School leaders often look to STEM (science, technology, engineering, math) education as a guide to providing courses of study that prepare students for success in 21st century careers. Providing such experiences in the elementary classroom can reinforce STEM learning at an early age and stimulate practical inquiries for a lifetime of future engagement. Such access for young children demands that such resources cut across a diverse school population where multiple cultures, different learning styles, exceptional abilities, and other challenges can await.
So how does one prioritize a curriculum that provides young students the best opportunities for STEM engagement? Primarily, this is done through the actuation presented for the different learning styles exhibited by most students. Accessing these learning styles - visual, aural, and kinesthetic – provide the student with the best prospect for practical engagement and retention. In practical application the best STEM teaching and learning does not come showing, it comes from DOING.
While on the surface, arts education may not appear STEM-related, some music tools such as the pBuzz early education music tool, introduce many opportunities and concepts for STEM engagements through personal discovery in all learning styles for these elementary learners.
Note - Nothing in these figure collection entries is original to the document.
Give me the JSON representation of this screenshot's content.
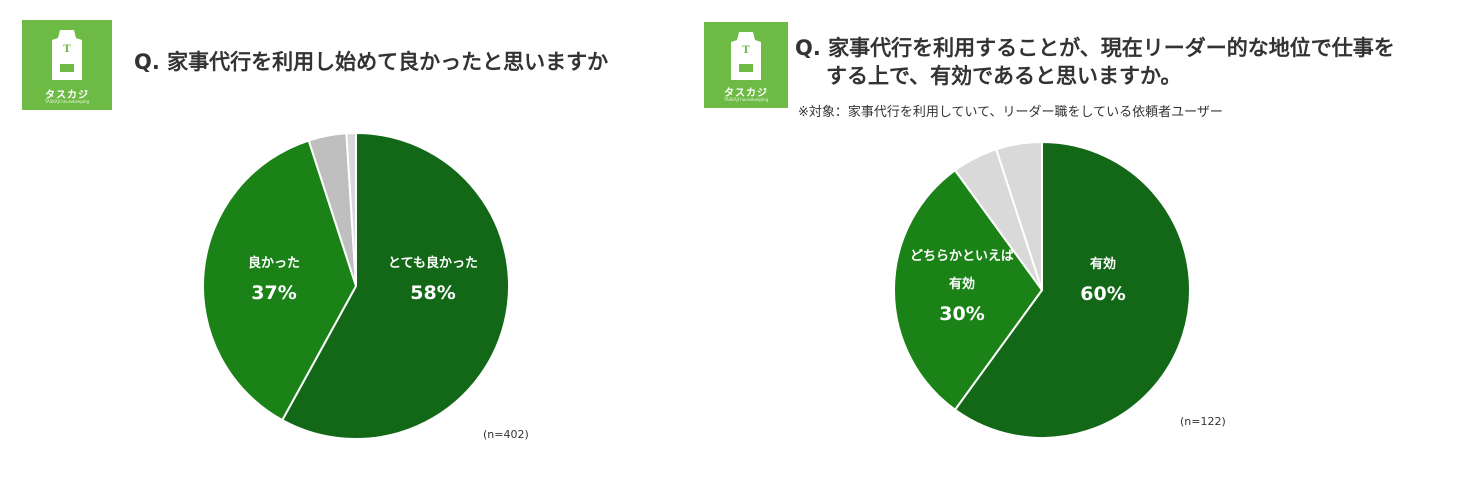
{
  "colors": {
    "logo_bg": "#6dbb45",
    "dark_green": "#126817",
    "mid_green": "#1a8217",
    "gray": "#bfbfbf",
    "light_gray": "#d9d9d9"
  },
  "logo": {
    "text": "タスカジ",
    "sub": "TASKAJI housekeeping",
    "letter": "T",
    "icon": "apron-icon"
  },
  "left": {
    "title": "Q. 家事代行を利用し始めて良かったと思いますか",
    "n_label": "(n=402)"
  },
  "right": {
    "title_line1": "Q. 家事代行を利用することが、現在リーダー的な地位で仕事を",
    "title_line2": "する上で、有効であると思いますか。",
    "note": "※対象：家事代行を利用していて、リーダー職をしている依頼者ユーザー",
    "n_label": "(n=122)"
  },
  "chart_data": [
    {
      "type": "pie",
      "title": "Q. 家事代行を利用し始めて良かったと思いますか",
      "slices": [
        {
          "label": "とても良かった",
          "value": 58,
          "value_label": "58%",
          "color": "#126817"
        },
        {
          "label": "良かった",
          "value": 37,
          "value_label": "37%",
          "color": "#1a8217"
        },
        {
          "label": "",
          "value": 4,
          "value_label": "",
          "color": "#bfbfbf"
        },
        {
          "label": "",
          "value": 1,
          "value_label": "",
          "color": "#d9d9d9"
        }
      ],
      "start": "12 o'clock, clockwise",
      "note": "(n=402)"
    },
    {
      "type": "pie",
      "title": "Q. 家事代行を利用することが、現在リーダー的な地位で仕事をする上で、有効であると思いますか。",
      "slices": [
        {
          "label": "有効",
          "value": 60,
          "value_label": "60%",
          "color": "#126817"
        },
        {
          "label": "どちらかといえば 有効",
          "value": 30,
          "value_label": "30%",
          "color": "#1a8217"
        },
        {
          "label": "",
          "value": 5,
          "value_label": "",
          "color": "#d9d9d9"
        },
        {
          "label": "",
          "value": 5,
          "value_label": "",
          "color": "#d9d9d9"
        }
      ],
      "start": "12 o'clock, clockwise",
      "note": "(n=122)"
    }
  ]
}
Consider these aspects:
- A scientific concept is a theory or law that explains why and how a natural event or process occurs. pBuzz provides such teaching opportunities through personal observations, including the discovery of acoustical awareness, observing and interacting with the movement of air through different sized cylinders, and encountering the relationship of vibration to sound and frequency. These are all difficult concepts made easily understood through teaching with pBuzz.
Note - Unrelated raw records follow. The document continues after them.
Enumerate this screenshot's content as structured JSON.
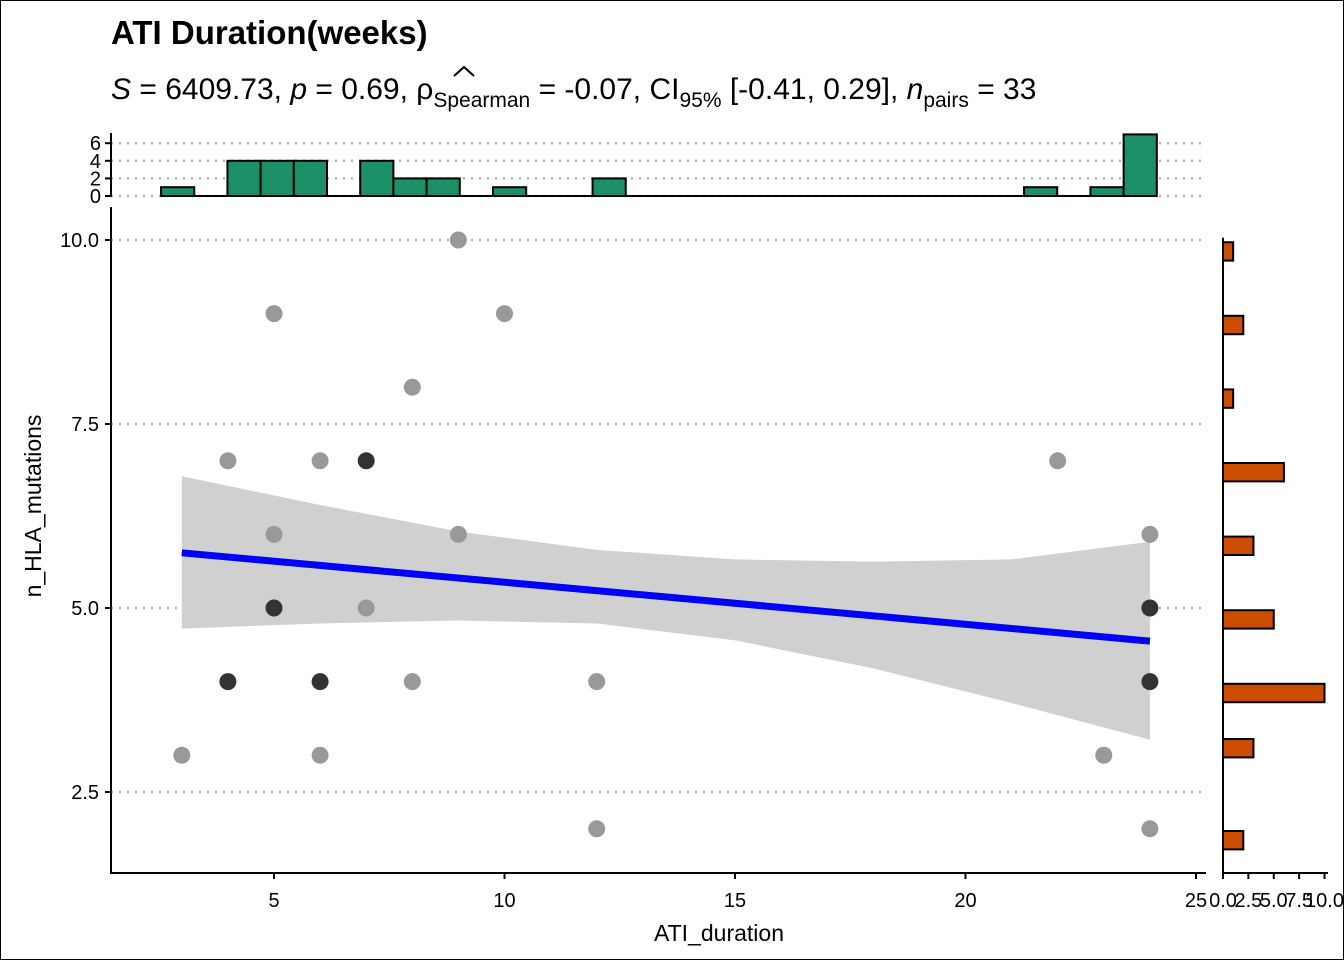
{
  "chart_data": {
    "type": "scatter",
    "title": "ATI Duration(weeks)",
    "subtitle": {
      "s": "6409.73",
      "p": "0.69",
      "rho": "-0.07",
      "ci_level": "95%",
      "ci": "[-0.41, 0.29]",
      "n_pairs": "33",
      "rho_subscript": "Spearman",
      "n_subscript": "pairs"
    },
    "xlabel": "ATI_duration",
    "ylabel": "n_HLA_mutations",
    "xlim": [
      1.5,
      25
    ],
    "ylim": [
      1.5,
      10.5
    ],
    "x_ticks": [
      "5",
      "10",
      "15",
      "20",
      "25"
    ],
    "y_ticks": [
      "2.5",
      "5.0",
      "7.5",
      "10.0"
    ],
    "grid": "horizontal dotted",
    "points": [
      {
        "x": 3,
        "y": 3
      },
      {
        "x": 4,
        "y": 7
      },
      {
        "x": 4,
        "y": 4,
        "dark": true
      },
      {
        "x": 5,
        "y": 9
      },
      {
        "x": 5,
        "y": 6
      },
      {
        "x": 5,
        "y": 5,
        "dark": true
      },
      {
        "x": 6,
        "y": 7
      },
      {
        "x": 6,
        "y": 4,
        "dark": true
      },
      {
        "x": 6,
        "y": 3
      },
      {
        "x": 7,
        "y": 7,
        "dark": true
      },
      {
        "x": 7,
        "y": 5
      },
      {
        "x": 8,
        "y": 8
      },
      {
        "x": 8,
        "y": 4
      },
      {
        "x": 9,
        "y": 10
      },
      {
        "x": 9,
        "y": 6
      },
      {
        "x": 10,
        "y": 9
      },
      {
        "x": 12,
        "y": 4
      },
      {
        "x": 12,
        "y": 2
      },
      {
        "x": 22,
        "y": 7
      },
      {
        "x": 23,
        "y": 3
      },
      {
        "x": 24,
        "y": 6
      },
      {
        "x": 24,
        "y": 5,
        "dark": true
      },
      {
        "x": 24,
        "y": 4,
        "dark": true
      },
      {
        "x": 24,
        "y": 2
      }
    ],
    "fit_line": {
      "x": [
        3,
        24
      ],
      "y": [
        5.75,
        4.55
      ]
    },
    "confidence_band": {
      "x": [
        3,
        6,
        9,
        12,
        15,
        18,
        21,
        24
      ],
      "lower": [
        4.72,
        4.79,
        4.83,
        4.79,
        4.56,
        4.18,
        3.71,
        3.21
      ],
      "upper": [
        6.79,
        6.4,
        6.04,
        5.79,
        5.66,
        5.63,
        5.66,
        5.9
      ]
    },
    "top_histogram": {
      "y_ticks": [
        "0",
        "2",
        "4",
        "6"
      ],
      "ylim": [
        0,
        7
      ],
      "bins": [
        {
          "x0": 2.55,
          "x1": 3.27,
          "count": 1
        },
        {
          "x0": 3.99,
          "x1": 4.71,
          "count": 4
        },
        {
          "x0": 4.71,
          "x1": 5.43,
          "count": 4
        },
        {
          "x0": 5.43,
          "x1": 6.15,
          "count": 4
        },
        {
          "x0": 6.87,
          "x1": 7.59,
          "count": 4
        },
        {
          "x0": 7.59,
          "x1": 8.31,
          "count": 2
        },
        {
          "x0": 8.31,
          "x1": 9.03,
          "count": 2
        },
        {
          "x0": 9.75,
          "x1": 10.47,
          "count": 1
        },
        {
          "x0": 11.91,
          "x1": 12.63,
          "count": 2
        },
        {
          "x0": 21.27,
          "x1": 21.99,
          "count": 1
        },
        {
          "x0": 22.71,
          "x1": 23.43,
          "count": 1
        },
        {
          "x0": 23.43,
          "x1": 24.15,
          "count": 7
        }
      ]
    },
    "right_histogram": {
      "x_ticks": [
        "0.0",
        "2.5",
        "5.0",
        "7.5",
        "10.0"
      ],
      "xlim": [
        0,
        10
      ],
      "bins": [
        {
          "y0": 1.72,
          "y1": 1.97,
          "count": 2
        },
        {
          "y0": 2.97,
          "y1": 3.22,
          "count": 3
        },
        {
          "y0": 3.72,
          "y1": 3.97,
          "count": 10
        },
        {
          "y0": 4.72,
          "y1": 4.97,
          "count": 5
        },
        {
          "y0": 5.72,
          "y1": 5.97,
          "count": 3
        },
        {
          "y0": 6.72,
          "y1": 6.97,
          "count": 6
        },
        {
          "y0": 7.72,
          "y1": 7.97,
          "count": 1
        },
        {
          "y0": 8.72,
          "y1": 8.97,
          "count": 2
        },
        {
          "y0": 9.72,
          "y1": 9.97,
          "count": 1
        }
      ]
    },
    "colors": {
      "point": "#999999",
      "point_dark": "#333333",
      "fit_line": "#0000ff",
      "band": "#d0d0d0",
      "top_hist": "#1b9066",
      "right_hist": "#cc4c02",
      "grid": "#b3b3b3"
    }
  }
}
- Scientific concepts include mathematical formulas that explain or consistently describe natural phenomena. Basic mathematics is all about numbers, and the operations that can be performed with them. Teaching students with pBuzz provides an interactive adventure into the practical aspects of counting, the concept of fractions and division, the division of time, and multiple mathematical concepts of the world and universe around us as first expressed by Pythagoras and continually by others to this day.
- Some examples of simple scientific concepts include organization, diversity and change. Organization refers to the ability to classify natural objects. Diversity refers to the wide variety of natural components and the importance of that diversity. Change refers to the how everything in the natural environment changes continually.
- Rhythm and pitch are two excellent examples of concepts involving organization, diversity and change that are easily introduced to elementary learners through pBuzz. Rhythm (an organization of time) and pitch (frequency of vibration in a controlled space) also provide a deep introduction into many concepts including for computer sciences. Both can be written as an array of computer code which is often the basis for musical composition for gaming and entertainment in nearly every form of online and offline culture.
If you play an instrument or have a relative who does, you will know that musicians practice scales. They do this because scales are patterns that occur often in music and by practicing them, a musician can recognize them more quickly next time. At its most base level, music is simply a set of patterns. It’s the predictable and repetitive nature of music that helps our students with the study of science and math and providing the basis for technology and engineering concepts.
Incorporating pBuzz into the elementary school program provides the first introductions to understanding these concepts in ways that impact a diverse school population where multiple cultures, learning styles, and exceptional abilities can thrive and grow.